Artikel ini saya tulis di ruang tunggu stasiun kereta api Cirebon. Saya sedang menunggu Argo Bromo Anggrek menuju Surabaya yang baru akan tiba 1 jam lagi. Saya ke Surabaya hendak mengisi Training of Coach (TOC) SAGUDISTRO (Satu Guru Satu Digital Storytelling).
Tapi artikel ini tidak akan membahas mengenai kereta api maupun SAGUDISTRO. Insya Allah besok bahasan mengenai SAGUDISTRO akan ditulis.
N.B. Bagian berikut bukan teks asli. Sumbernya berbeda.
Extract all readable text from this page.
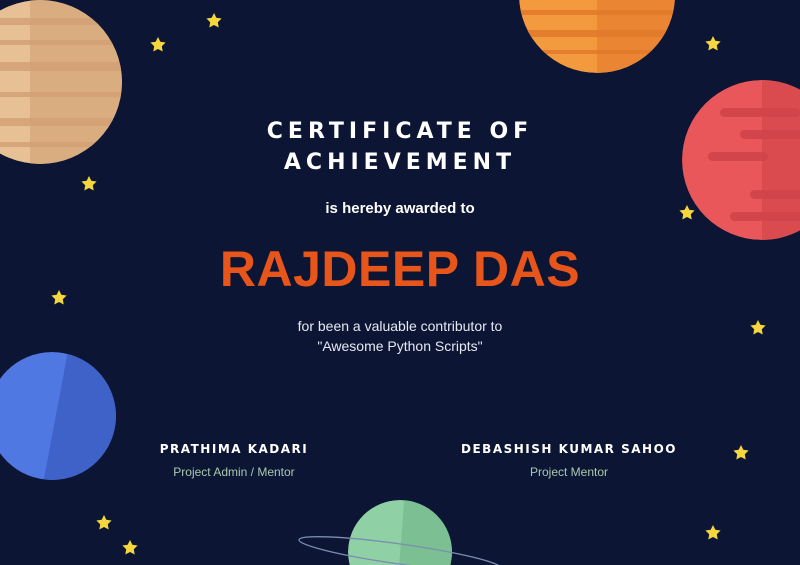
CERTIFICATE OF
ACHIEVEMENT
is hereby awarded to
RAJDEEP DAS
for been a valuable contributor to
"Awesome Python Scripts"
PRATHIMA KADARI
Project Admin / Mentor
DEBASHISH KUMAR SAHOO
Project Mentor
Kali ini saya akan bercerita mengenai fenomena angkutan online di daerah saya.
Saya lahir dan tinggal di Kabupaten Majalengka. Berada di sebelah barat Cirebon. Dahulu Majalengka tidak begitu dikenal. Konon orang Majalengka yang merantau ke kota jika ditanya darimana berasal, lebih suka menjawab dari Cirebon. Majalengka adalah kota kecil nan sepi. Angkutan dari dan ke Majalengka termasuk jarang.
Namun kini kondisinya berbeda. Majalengka bermetamorfosa menuju kota yang ramai. Apalagi semenjak bandara internasional dibangun dan banyak pabrik berdiri.
Berbagai hal yang menjadi tren di kota-kota besar, tak lama kemudian jadi tren pula di Majalengka. Termasuk angkutan online semisal Grab dan Gojek.
Dulu jika saya hendak ke stasiun Cirebon, butuh waktu sekitar 2 jam, naik angkutan umum minibus, yang biasa disebut “elf”. Sering sekali berhenti untuk menaikturunkan penumpang, malah kadang ngetem (diam dalam waktu lama menunggu penumpang penuh). Terkadang diturunkan di tengah jalan untuk dipindahkan ke mobil lain (istilahnya “diover”). Belum lagi baju basah karena keringat, karena udara Cirebon yang memang panas.
Alhamdulillah kini tidak lagi. Sudah ada angkutan online. Tinggal buka aplikasi, pilih mau naik motor atau mobil, tentukan tujuan, lalu klik pesan. Nyaman, apalagi mobil yang hampir pasti semua ber AC. Cepat, karena kini hanya butuh waktu satu jam. Kalau soal harga memang lebih mahal dibandingkan naik elf. Tapi dengan segala kelebihan itu, worth it lah. Tak terbayangkan sebelumnya, rumah saya yang di pelosok bisa dijangkau angkutan online.
Namun ada rasa kasihan kepada para penyedia jasa angkutan umum konvensional. Bukan tidak mungkin suatu saat akan benar-benar tersisih oleh angkutan online. Kalau sudah begini, rasanya tidak salah-salah amat jika mereka melakukan aksi demo. Karena jika sudah urusan perut, manusia cenderung nekat.
Maka “bola” ada di tangan pemerintah selaku regulator. Bagaimana caranya agar kenyamanan penumpang tetap terjamin, namun awak angkutan juga sejahtera. Saya bermimpi (sekali lagi ini hanya mimpi) jika suatu saat semua angkutan umum konvensional diganti ber AC dan ada jaminan dari pemerintah untuk mendapatkan penghasilan minimal (ada batas bawah), sehingga para pengemudi angkutan umum konvensional tidak lagi harus ngetem atau kejar-kejaran dengan pengemudi lain. Kenyamanan penumpang pun terjamin. Semoga.